La capacité calorifique à volume constant, C_V = (∂U/∂T)_V, peut être décomposée en contributions de chaque degré de liberté. La contribution translationnelle est 3/2 R, rotationnelle est R pour les molécules linéaires, et les contributions vibrationnelles suivent la fonction d’Einstein C_V,vib = R(Θ_vib/T)² e^{Θ_vib/T}/(e^{Θ_vib/T} - 1)², s’approchant de R à haute température. Les mesures calorimétriques d’entropie par intégration de C_P/T dT donnent parfois des valeurs inférieures aux calculs statistiques — la différence est l’entropie résiduelle, provenant du désordre figé à 0 K. Par exemple, le cristal de CO a une entropie résiduelle R ln 2 due aux orientations moléculaires aléatoires, et la glace H₂O a approximativement R ln(3/2) due au désordre des protons.

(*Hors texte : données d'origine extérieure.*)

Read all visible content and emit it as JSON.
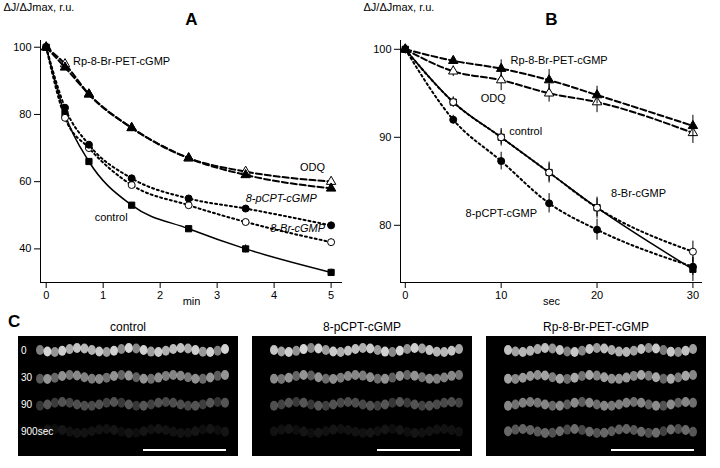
{
  "chart_data": [
    {
      "type": "line",
      "title": "A",
      "x_label": "min",
      "y_label": "ΔJ/ΔJmax, r.u.",
      "x": [
        0,
        0.33,
        0.75,
        1.5,
        2.5,
        3.5,
        5
      ],
      "xlim": [
        -0.1,
        5.2
      ],
      "xticks": [
        0,
        1,
        2,
        3,
        4,
        5
      ],
      "ylim": [
        30,
        102
      ],
      "yticks": [
        40,
        60,
        80,
        100
      ],
      "grid": false,
      "series": [
        {
          "name": "control",
          "color": "#000000",
          "marker": "square",
          "line_style": "solid",
          "values": [
            100,
            80,
            66,
            53,
            46,
            40,
            33
          ],
          "errors": [
            0,
            0.5,
            0.5,
            0.6,
            0.8,
            1.2,
            1.0
          ]
        },
        {
          "name": "8-Br-cGMP",
          "color": "#000000",
          "marker": "open circle",
          "line_style": "dotted",
          "values": [
            100,
            79,
            70,
            59,
            53,
            48,
            42
          ],
          "errors": [
            0,
            0.5,
            0.6,
            0.6,
            0.7,
            0.8,
            0.9
          ]
        },
        {
          "name": "8-pCPT-cGMP",
          "color": "#000000",
          "marker": "circle",
          "line_style": "dotted",
          "values": [
            100,
            82,
            71,
            61,
            55,
            52,
            47
          ],
          "errors": [
            0,
            0.5,
            0.6,
            0.6,
            0.7,
            0.7,
            0.8
          ]
        },
        {
          "name": "ODQ",
          "color": "#000000",
          "marker": "open triangle",
          "line_style": "dashed",
          "values": [
            100,
            95,
            86,
            76,
            67,
            63,
            60
          ],
          "errors": [
            0,
            0.4,
            0.5,
            0.6,
            0.6,
            0.7,
            0.7
          ]
        },
        {
          "name": "Rp-8-Br-PET-cGMP",
          "color": "#000000",
          "marker": "triangle",
          "line_style": "dashed",
          "values": [
            100,
            94,
            86,
            76,
            67,
            62,
            58
          ],
          "errors": [
            0,
            0.4,
            0.5,
            0.6,
            0.6,
            0.7,
            0.7
          ]
        }
      ]
    },
    {
      "type": "line",
      "title": "B",
      "x_label": "sec",
      "y_label": "ΔJ/ΔJmax, r.u.",
      "x": [
        0,
        5,
        10,
        15,
        20,
        30
      ],
      "xlim": [
        -0.5,
        31
      ],
      "xticks": [
        0,
        10,
        20,
        30
      ],
      "ylim": [
        73.5,
        101
      ],
      "yticks": [
        80,
        90,
        100
      ],
      "grid": false,
      "series": [
        {
          "name": "control",
          "color": "#000000",
          "marker": "square",
          "line_style": "solid",
          "values": [
            100,
            94,
            90,
            86,
            82,
            75
          ],
          "errors": [
            0,
            0.6,
            1.0,
            1.2,
            1.2,
            1.4
          ]
        },
        {
          "name": "8-Br-cGMP",
          "color": "#000000",
          "marker": "open circle",
          "line_style": "dotted",
          "values": [
            100,
            94,
            90,
            86,
            82,
            77
          ],
          "errors": [
            0,
            0.5,
            0.8,
            1.0,
            1.0,
            1.2
          ]
        },
        {
          "name": "8-pCPT-cGMP",
          "color": "#000000",
          "marker": "circle",
          "line_style": "dotted",
          "values": [
            100,
            92,
            87.3,
            82.5,
            79.5,
            75.3
          ],
          "errors": [
            0,
            0.5,
            1.0,
            1.1,
            1.2,
            1.0
          ]
        },
        {
          "name": "ODQ",
          "color": "#000000",
          "marker": "open triangle",
          "line_style": "dashed",
          "values": [
            100,
            97.5,
            96.5,
            95,
            94,
            90.5
          ],
          "errors": [
            0,
            0.6,
            1.2,
            1.0,
            1.2,
            1.2
          ]
        },
        {
          "name": "Rp-8-Br-PET-cGMP",
          "color": "#000000",
          "marker": "triangle",
          "line_style": "dashed",
          "values": [
            100,
            98.7,
            97.8,
            96.5,
            94.8,
            91.3
          ],
          "errors": [
            0,
            0.4,
            1.0,
            1.2,
            1.0,
            1.2
          ]
        }
      ]
    }
  ],
  "panel_c": {
    "label": "C",
    "titles": [
      "control",
      "8-pCPT-cGMP",
      "Rp-8-Br-PET-cGMP"
    ],
    "time_labels": [
      "0",
      "30",
      "90",
      "900sec"
    ]
  }
}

Équilibre Chimique à partir de la Mécanique Statistique

La constante d’équilibre K peut être exprimée en termes de fonctions de partition. Pour une réaction en phase gazeuse aA + bB ⇌ cC + dD, la constante d’équilibre en termes de concentrations est K_c = (q_C/V)^c (q_D/V)^d / (q_A/V)^a (q_B/V)^b × e^{-ΔE_0/RT}, où ΔE_0 est la différence d’énergie du point zéro. La variation d’énergie libre standard de Gibbs est ΔG° = -RT ln K, et à partir des fonctions de partition, K = (kT/P°)^{Δn} × (q_C/V)^c (q_D/V)^d / (q_A/V)^a (q_B/V)^b × e^{-ΔE_0/RT}. Cette approche permet le calcul des constantes d’équilibre uniquement à partir de données spectroscopiques (longueurs de liaison, fréquences vibrationnelles, énergies électroniques) sans effectuer d’expériences de chimie humide.

Applications

La thermodynamique statistique est essentielle pour prédire les propriétés thermodynamiques à partir de paramètres moléculaires. Elle permet le calcul des entropies standard et des capacités calorifiques des gaz à partir de données spectroscopiques avec une précision rivalisant avec la calorimétrie. En chimie computationnelle, les routines de thermodynamique statistique traitent les résultats des calculs de chimie quantique pour calculer les corrections thermochimiques, donnant les enthalpies, entropies et énergies libres de Gibbs à n’importe quelle température. Ces méthodes sont régulièrement appliquées dans les études de mécanismes réactionnels, les calculs de vitesse par théorie de l’état de transition et la conception de procédés chimiques industriels où les données expérimentales sont indisponibles ou impossibles à obtenir.